Claudia Rusch

Quand on me demande, comment j'ai vécu la RDA de l'intérieur, j'aime à répondre par une question: avez-vous lu Harry Potter?

Profitant de l'inévitable perplexité que cette question suscite chez mes interlocuteurs, je cite alors l'une des phrases les plus intelligentes et percutantes que je connaisse sur la vie quotidienne sous une dictature. Je l'ai trouvée dans les pages d'Harry Potter et la Coupe de feu. Face au retour du Mal, le directeur de l'école prépare ses élèves à la menace qui plane sur eux. Albus Dumbledore leur dit alors: "Bientôt le temps viendra, où nous aurons à choisir entre ce qui est juste et ce qui est facile."

"The choice between what is right and what is easy", c'est le dilemme moral auquel la population de RDA était confrontée. Ce dilemme se présente-t-il à toutes les populations d'États totalitaires? Faut-il choisir ce qui est juste ou ce qui est facile ?

En RDA, personne n'a échappé à l'ordre rigide régissant la vie publique et tout le monde avait une conscience exacerbée des possibles conséquences de ses actes. Dès notre plus jeune âge, nous avons été conditionnés à supporter l'intimidation quotidienne. La maîtrise de soi était devenue un réflexe accompagnant notre comportement en public. À tel point que nous n'en avions même plus conscience. Il existait même un terme pour cela: citoyen aux normes de la RDA (gelernter DDR-Bürger).

Malgré tout, la plupart d'entre nous ont essayé de vivre dans ces conditions le plus sincèrement possible.
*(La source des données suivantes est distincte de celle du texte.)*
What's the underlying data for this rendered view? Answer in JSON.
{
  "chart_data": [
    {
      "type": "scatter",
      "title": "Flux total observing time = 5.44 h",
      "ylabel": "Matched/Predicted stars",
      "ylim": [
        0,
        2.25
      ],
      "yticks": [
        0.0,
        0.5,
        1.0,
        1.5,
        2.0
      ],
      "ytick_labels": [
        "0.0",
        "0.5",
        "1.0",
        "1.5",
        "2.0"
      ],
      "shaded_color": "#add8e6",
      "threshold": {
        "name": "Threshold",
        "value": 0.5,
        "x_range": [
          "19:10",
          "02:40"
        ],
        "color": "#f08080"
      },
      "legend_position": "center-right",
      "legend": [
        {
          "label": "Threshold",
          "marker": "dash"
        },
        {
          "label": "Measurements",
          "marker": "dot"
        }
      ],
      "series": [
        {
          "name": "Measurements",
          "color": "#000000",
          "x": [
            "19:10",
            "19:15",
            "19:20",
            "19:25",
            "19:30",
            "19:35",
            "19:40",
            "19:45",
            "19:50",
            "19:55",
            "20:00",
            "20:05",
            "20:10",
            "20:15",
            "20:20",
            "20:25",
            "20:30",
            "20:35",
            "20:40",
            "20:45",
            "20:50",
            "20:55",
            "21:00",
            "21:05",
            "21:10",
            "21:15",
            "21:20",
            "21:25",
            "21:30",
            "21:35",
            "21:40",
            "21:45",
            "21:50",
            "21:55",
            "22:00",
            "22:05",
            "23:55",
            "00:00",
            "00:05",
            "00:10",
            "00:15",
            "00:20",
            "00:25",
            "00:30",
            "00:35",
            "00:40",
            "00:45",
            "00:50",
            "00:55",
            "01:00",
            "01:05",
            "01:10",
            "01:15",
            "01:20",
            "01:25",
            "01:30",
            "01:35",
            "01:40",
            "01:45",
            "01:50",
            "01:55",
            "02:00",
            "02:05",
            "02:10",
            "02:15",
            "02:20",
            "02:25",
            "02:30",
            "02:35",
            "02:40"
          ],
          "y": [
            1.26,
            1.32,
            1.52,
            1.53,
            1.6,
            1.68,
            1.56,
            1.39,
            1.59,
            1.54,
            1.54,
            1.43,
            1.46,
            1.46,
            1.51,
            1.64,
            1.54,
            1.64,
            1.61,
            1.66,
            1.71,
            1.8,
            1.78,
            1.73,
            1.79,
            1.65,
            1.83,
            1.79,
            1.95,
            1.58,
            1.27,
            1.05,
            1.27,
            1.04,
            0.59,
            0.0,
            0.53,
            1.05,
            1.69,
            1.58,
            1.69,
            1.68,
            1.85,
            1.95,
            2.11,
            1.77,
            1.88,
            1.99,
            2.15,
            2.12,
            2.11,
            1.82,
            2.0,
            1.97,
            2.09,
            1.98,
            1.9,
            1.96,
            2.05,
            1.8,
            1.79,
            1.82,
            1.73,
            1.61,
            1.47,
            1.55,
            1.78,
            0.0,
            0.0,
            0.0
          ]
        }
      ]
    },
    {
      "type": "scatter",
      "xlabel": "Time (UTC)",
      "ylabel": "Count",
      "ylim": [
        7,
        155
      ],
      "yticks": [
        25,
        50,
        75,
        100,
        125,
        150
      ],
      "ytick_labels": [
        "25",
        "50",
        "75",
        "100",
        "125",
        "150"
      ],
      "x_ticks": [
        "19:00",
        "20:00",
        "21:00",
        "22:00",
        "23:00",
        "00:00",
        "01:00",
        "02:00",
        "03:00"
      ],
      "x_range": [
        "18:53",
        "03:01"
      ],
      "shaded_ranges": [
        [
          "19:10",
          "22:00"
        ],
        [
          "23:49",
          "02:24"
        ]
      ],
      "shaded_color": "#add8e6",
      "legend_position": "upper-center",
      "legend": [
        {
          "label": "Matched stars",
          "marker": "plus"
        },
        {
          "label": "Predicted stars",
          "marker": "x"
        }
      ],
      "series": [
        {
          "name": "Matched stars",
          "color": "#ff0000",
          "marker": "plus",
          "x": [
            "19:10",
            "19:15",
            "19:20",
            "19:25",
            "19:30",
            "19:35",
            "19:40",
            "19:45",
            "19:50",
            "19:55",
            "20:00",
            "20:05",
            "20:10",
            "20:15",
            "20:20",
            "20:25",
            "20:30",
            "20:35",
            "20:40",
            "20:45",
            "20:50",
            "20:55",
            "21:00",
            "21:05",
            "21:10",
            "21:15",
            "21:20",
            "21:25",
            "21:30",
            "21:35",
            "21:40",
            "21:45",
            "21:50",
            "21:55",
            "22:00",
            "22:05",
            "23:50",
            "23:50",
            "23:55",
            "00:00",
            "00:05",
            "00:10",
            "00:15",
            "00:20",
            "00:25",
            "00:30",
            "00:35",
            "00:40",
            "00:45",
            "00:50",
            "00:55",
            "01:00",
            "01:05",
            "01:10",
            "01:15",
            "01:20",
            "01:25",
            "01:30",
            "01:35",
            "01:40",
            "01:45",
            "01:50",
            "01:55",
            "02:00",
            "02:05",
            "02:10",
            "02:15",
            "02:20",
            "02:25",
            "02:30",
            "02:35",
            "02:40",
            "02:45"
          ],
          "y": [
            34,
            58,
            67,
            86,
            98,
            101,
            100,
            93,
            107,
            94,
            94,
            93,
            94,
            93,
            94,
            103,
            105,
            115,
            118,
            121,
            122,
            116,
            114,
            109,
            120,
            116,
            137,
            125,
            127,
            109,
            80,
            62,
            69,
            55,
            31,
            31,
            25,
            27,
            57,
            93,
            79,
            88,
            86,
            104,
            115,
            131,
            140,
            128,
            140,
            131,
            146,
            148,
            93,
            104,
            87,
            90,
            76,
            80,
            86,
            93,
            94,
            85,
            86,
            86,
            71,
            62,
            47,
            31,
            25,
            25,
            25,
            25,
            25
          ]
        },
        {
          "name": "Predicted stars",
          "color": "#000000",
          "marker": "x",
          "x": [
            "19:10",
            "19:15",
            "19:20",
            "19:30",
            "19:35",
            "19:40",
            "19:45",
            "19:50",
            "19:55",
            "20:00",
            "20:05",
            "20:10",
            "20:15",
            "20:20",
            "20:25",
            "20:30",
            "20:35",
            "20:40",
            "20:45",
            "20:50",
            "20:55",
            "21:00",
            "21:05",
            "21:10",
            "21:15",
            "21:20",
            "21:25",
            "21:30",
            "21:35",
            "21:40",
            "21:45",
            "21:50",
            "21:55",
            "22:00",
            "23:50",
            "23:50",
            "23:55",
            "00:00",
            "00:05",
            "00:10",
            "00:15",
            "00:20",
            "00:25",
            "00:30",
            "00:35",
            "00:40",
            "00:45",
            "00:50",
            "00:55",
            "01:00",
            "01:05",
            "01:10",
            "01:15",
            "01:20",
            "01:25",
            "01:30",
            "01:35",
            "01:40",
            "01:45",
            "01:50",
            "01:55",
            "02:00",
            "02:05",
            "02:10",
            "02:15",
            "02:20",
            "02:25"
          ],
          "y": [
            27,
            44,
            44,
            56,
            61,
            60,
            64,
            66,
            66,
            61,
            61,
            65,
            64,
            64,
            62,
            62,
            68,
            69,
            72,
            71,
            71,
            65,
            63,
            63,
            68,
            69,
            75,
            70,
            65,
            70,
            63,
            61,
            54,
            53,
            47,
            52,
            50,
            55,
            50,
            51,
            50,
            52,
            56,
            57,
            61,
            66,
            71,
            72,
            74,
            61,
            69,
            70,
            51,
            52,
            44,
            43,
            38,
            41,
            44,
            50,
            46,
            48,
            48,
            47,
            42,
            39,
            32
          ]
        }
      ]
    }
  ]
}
C'était rarement simple. Chacun de nous, un jour où l'autre, a voulu se rebiffer.

Nombreux sont ceux qui, quelque part, en petit comité, l'ont fait. Mais ils sont peu nombreux ceux qui ont eu le courage d'appeler les choses par leur vrai nom et qui ont voulu des changements concrets. Ceux qui l'ont fait savaient qu'ils encouraient des représailles, la surveillance, la mise à l'écart, des mesures visant à déstabiliser voire détruire leur personnalité, des peines de prison.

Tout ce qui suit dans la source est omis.